Mais les zones autour des autres chars, dépourvus de radio, restaient sombres, même s'ils étaient maintenant sous le « commandement direct » de Wang Zhong, ils ne lui apportaient aucune conscience visuelle.
Est-ce parce qu'ils n'entendaient pas les cris de Wang Zhong à l'intérieur des chars ?
Après tout, même le BT7 faisait un vacarme d'enfer en roulant — les chars de l'Empire Ante étaient notoirement mauvais en ergonomie, combinés à des techniques de fabrication grossières, ce qui les rendait très bruyants.
Commander les chars en hurlant n'était pas envisageable, donc pas de conscience visuelle depuis les autres chars ?
Wang Zhong réfléchissait à cela quand un soldat de l'Armée de la Garde cria depuis le toit d'une maison proche : « Lennemi attaque ! »
Alors Wang Zhong appela décisivement Vasily : « Vasily ! Vous m'entendez ? »
Il attendit quelques secondes, puis la voix de Vasily parvint à travers le grésillement de la radio : « Je vous reçois, Général ! Vous êtes sûr de vouloir communiquer en clair ? »
« Oui, en urgence, la liaison ouverte est inévitable. »
Wang Zhong pensa que l'important n'était pas le contenu de la communication, mais d'allumer la conscience visuelle.
Après la connexion au Talkie-Walkie Plosen que Vasily surveillait, le champ de vision du 31e Bataillon de la Garde s'alluma.
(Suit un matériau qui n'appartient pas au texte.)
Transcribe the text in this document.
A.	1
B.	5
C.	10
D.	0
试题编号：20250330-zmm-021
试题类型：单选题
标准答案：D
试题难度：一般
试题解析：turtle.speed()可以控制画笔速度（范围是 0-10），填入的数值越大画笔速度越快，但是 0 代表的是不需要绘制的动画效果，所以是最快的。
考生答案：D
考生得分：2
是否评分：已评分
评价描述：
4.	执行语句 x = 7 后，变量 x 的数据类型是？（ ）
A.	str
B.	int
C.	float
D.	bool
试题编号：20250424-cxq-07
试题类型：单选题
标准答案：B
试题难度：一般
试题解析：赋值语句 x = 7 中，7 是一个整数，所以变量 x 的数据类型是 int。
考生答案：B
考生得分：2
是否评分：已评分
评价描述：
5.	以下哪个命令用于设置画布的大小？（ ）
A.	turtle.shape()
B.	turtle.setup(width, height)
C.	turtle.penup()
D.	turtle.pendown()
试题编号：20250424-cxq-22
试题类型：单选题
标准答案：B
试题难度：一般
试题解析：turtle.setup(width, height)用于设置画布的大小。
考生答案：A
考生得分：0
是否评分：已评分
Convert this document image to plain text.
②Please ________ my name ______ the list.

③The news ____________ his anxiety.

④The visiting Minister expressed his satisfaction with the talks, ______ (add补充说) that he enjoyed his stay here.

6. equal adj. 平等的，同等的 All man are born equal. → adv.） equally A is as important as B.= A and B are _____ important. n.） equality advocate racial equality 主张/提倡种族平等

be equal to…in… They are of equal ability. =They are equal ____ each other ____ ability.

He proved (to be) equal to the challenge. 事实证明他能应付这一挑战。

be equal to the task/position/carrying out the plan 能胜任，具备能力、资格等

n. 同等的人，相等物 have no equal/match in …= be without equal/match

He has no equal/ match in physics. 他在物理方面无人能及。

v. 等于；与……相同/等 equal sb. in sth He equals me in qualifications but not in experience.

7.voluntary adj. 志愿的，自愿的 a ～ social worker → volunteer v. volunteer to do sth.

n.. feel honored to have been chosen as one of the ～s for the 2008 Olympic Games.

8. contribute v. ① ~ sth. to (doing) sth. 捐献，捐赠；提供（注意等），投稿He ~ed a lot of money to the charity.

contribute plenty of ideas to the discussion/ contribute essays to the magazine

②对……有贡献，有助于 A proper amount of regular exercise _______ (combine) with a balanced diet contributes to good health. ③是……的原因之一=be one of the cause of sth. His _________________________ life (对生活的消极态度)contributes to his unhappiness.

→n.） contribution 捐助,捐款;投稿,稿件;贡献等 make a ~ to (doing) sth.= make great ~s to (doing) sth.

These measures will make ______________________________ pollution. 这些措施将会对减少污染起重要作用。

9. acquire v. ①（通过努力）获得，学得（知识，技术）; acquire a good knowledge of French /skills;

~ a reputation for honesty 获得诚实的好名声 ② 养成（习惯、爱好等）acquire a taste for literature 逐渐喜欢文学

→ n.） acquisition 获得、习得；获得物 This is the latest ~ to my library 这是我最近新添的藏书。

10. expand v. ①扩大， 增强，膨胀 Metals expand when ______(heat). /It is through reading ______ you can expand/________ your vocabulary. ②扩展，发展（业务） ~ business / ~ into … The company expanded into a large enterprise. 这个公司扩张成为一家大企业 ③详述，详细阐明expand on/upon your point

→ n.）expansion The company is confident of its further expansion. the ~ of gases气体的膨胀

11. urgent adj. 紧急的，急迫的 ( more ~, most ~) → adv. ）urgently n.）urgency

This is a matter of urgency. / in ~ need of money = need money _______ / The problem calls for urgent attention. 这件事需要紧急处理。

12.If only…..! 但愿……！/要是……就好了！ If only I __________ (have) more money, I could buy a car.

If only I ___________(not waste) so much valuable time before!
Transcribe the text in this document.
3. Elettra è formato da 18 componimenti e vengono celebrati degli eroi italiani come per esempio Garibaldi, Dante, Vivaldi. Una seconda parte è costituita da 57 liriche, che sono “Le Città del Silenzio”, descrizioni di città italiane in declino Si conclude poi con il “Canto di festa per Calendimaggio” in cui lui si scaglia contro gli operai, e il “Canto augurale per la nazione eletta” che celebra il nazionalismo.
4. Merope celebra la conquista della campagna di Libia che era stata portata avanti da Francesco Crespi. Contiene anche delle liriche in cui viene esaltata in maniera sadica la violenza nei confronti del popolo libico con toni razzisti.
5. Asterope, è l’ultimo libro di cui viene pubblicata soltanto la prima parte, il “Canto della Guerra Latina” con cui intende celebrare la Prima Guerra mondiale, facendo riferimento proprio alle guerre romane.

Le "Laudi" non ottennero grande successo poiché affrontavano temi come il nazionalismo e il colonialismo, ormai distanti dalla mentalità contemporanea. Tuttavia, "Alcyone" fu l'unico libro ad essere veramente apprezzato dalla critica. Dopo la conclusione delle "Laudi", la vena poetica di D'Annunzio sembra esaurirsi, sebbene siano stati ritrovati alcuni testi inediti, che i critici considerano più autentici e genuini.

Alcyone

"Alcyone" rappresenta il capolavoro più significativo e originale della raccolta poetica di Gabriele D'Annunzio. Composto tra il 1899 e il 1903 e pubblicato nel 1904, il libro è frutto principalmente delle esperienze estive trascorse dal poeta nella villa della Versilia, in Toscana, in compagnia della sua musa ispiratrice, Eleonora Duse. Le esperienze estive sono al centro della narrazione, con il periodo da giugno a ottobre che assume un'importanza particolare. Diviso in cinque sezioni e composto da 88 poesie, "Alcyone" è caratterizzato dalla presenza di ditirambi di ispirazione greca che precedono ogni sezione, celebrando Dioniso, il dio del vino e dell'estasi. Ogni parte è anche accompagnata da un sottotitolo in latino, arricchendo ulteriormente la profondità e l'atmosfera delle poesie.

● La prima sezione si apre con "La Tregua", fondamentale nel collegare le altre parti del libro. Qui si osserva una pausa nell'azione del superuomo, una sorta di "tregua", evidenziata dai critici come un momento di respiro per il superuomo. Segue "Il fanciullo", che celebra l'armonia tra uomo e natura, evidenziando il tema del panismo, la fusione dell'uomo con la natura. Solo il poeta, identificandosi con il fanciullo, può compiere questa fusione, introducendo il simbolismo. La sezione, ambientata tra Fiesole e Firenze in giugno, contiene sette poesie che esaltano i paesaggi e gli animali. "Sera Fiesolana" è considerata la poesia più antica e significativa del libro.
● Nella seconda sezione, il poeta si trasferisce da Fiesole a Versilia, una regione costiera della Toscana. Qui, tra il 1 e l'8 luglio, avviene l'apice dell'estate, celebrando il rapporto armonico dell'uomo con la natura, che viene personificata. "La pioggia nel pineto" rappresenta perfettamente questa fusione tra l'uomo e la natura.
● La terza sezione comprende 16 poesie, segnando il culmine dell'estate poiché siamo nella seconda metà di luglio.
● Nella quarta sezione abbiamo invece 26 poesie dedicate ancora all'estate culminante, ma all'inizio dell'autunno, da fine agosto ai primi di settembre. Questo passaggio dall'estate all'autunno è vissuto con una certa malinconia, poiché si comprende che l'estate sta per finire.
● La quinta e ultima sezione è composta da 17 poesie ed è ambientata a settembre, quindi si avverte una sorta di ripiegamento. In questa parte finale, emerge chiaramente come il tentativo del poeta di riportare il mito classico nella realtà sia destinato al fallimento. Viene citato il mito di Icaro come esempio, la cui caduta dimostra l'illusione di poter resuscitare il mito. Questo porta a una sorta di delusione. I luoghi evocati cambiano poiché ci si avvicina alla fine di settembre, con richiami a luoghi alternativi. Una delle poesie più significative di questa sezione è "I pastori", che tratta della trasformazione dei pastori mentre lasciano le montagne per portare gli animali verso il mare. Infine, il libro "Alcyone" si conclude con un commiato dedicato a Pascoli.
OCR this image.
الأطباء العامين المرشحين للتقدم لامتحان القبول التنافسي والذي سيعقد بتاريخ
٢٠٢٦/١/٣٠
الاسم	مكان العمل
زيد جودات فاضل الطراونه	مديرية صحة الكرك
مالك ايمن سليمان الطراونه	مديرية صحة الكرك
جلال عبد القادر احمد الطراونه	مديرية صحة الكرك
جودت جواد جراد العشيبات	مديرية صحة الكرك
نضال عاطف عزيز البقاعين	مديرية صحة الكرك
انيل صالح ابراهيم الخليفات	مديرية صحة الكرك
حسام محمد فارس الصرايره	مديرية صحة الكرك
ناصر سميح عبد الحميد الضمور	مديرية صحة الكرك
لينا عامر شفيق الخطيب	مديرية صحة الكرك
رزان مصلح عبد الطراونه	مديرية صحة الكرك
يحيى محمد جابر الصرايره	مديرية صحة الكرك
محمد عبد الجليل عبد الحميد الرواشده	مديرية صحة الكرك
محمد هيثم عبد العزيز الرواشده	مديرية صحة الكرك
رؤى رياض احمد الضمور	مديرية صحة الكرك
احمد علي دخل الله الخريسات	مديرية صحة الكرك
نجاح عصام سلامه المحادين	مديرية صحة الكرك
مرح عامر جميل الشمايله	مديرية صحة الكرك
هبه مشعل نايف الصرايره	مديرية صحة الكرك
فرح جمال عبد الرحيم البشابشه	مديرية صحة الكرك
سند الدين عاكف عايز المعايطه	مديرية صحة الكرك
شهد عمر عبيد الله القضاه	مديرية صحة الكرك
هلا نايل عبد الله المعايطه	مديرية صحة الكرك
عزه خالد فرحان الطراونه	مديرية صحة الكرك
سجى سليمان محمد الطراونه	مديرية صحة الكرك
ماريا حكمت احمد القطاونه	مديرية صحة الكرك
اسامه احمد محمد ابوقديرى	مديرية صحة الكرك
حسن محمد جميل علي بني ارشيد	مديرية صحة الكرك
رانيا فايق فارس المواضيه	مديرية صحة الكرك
Avec lui, le champ de vision du miroir d'artillerie, dont Dimitri était responsable, fut aussi obtenu.
Par la suite, Wang Zhong vit que sur une ligne d'arc du sud-ouest au sud-est de Loktov, l'ennemi avait déployé au moins 80 chars et véhicules blindés.
Ce n'était encore que la première vague ; derrière eux, une deuxième vague comprenait une centaine de chars et de semi-chenilles supplémentaires.
Wang Zhong fut choqué ; il savait l'ennemi nombreux, mais pas à ce point.